Scraping Videos with PhantomJS

I’ve been using PhantomJS for some scraping projects – PhantomJS is a headless webkit, packaged to run Javascript scripts. Some of my family are still on a slow connection with a low monthly bandwidth cap- they can’t watch many videos. This is unfortunate given the number of training classes available online (e.g., pattern drafting, in this case).

Unfortunately, downloading video isn’t a supported use case for PhantomJS. It appears that the primary goal of PhantomJS is automated testing (e.g. like Selenium), and they don’t want to include the necessary code to render videos, as it involves potentially dealing with many codecs.

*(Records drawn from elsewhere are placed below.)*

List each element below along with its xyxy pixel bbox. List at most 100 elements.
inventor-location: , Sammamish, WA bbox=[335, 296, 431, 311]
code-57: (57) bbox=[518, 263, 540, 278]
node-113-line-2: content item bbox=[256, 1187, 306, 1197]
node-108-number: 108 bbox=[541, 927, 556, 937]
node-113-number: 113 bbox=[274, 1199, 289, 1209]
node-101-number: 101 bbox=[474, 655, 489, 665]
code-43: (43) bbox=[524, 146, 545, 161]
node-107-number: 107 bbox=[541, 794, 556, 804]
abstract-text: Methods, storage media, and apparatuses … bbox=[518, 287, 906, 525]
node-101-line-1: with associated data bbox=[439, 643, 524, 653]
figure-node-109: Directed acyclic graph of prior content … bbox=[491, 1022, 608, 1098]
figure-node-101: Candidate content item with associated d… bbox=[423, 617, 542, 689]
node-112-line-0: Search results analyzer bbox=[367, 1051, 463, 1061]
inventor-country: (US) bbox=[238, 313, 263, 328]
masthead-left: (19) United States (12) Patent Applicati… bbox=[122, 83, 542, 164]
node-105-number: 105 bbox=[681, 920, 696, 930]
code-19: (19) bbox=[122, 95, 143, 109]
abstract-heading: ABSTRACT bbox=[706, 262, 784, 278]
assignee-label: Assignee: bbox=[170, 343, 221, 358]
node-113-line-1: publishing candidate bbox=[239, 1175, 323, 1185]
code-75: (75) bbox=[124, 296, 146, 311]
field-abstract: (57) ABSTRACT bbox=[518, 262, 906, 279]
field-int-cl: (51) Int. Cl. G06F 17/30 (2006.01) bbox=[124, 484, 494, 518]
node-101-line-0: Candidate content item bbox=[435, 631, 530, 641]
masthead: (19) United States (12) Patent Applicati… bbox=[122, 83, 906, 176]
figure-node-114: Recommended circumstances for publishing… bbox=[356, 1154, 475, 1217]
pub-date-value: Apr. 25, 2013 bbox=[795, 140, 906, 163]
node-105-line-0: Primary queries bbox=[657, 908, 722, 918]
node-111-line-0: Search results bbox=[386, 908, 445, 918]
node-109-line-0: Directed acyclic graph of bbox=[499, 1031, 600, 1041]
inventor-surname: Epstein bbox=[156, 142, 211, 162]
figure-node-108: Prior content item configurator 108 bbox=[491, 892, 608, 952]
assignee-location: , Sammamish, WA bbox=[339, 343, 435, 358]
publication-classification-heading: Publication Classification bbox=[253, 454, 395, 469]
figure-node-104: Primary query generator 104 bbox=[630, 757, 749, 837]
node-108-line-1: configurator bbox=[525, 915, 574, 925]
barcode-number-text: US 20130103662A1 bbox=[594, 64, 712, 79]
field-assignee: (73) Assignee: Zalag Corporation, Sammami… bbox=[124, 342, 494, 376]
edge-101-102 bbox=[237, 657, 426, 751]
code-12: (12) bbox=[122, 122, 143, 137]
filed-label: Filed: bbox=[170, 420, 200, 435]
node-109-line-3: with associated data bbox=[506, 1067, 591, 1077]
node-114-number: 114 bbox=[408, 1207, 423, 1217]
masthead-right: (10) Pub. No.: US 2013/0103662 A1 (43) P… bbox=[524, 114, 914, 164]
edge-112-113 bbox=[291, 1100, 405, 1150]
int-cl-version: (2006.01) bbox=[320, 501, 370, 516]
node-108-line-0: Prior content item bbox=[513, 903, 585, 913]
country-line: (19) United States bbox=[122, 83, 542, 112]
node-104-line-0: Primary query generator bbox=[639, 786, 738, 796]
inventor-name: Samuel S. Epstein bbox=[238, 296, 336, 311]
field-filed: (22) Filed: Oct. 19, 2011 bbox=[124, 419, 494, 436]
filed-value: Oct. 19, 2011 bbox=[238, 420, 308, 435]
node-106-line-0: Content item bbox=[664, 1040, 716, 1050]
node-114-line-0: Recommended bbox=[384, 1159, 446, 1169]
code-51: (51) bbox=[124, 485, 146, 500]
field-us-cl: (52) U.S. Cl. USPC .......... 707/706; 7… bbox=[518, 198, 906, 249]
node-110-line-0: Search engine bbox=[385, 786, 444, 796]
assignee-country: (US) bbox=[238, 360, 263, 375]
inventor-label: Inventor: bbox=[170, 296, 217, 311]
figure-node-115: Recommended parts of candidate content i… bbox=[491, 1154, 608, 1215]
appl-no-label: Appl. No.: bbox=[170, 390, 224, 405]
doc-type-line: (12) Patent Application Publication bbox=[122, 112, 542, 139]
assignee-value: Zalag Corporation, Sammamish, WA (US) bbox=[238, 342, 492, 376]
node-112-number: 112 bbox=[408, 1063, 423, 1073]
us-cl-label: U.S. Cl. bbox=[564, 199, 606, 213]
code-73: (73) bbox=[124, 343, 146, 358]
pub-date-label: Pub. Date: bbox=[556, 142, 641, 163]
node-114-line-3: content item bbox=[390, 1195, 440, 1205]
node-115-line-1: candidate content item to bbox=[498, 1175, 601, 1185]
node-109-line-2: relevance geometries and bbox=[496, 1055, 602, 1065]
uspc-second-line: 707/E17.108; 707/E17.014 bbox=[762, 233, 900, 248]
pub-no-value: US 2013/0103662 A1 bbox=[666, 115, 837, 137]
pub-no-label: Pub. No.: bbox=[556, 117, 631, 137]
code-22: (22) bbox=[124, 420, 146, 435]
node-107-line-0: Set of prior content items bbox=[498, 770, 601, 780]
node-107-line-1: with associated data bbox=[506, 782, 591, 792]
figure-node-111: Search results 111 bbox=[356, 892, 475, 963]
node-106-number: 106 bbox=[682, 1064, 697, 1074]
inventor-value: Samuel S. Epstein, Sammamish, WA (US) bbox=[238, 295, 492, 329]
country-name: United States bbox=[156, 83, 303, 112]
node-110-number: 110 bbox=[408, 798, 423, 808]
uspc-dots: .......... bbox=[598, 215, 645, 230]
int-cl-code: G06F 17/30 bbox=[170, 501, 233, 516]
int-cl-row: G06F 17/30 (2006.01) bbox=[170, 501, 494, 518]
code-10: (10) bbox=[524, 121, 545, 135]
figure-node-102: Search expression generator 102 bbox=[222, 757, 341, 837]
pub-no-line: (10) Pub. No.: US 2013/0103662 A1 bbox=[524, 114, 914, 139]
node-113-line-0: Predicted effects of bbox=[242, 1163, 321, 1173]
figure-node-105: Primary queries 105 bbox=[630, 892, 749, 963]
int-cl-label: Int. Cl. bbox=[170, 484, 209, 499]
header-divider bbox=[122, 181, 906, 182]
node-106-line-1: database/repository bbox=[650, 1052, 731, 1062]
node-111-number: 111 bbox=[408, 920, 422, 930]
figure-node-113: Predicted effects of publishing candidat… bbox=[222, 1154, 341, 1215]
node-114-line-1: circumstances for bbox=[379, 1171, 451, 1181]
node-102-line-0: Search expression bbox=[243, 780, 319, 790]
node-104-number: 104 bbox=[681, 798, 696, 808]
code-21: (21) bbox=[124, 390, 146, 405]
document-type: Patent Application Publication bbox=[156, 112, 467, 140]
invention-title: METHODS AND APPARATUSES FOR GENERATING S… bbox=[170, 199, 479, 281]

Fortunately, there is alternative project that works well – youtube-dl (github link). This is a pre-packaged python project which lets you download youtube videos by channel, search result, playlist, etc. It also supports Google Video, Photobucket, Yahoo! Video, Dailymotion, blip.tv, DepositFiles, vimeo, and more.

Setup is simple-

git clone https://github.com/rg3/youtube-dl

Python 2.x must be available and on PATH (if on Windows).

You can run it easily, like so:

youtube-dl.exe -o %(stitle)%s(ext)s http://youtube.com/user/DonMcCunn

Notable, the command line arguments allow you to modify the ouput filenames. Other args allow audio extraction, specifying desired format, simulation options, and authentication. Typical file sizes are 5-10 MB per 5 minute video.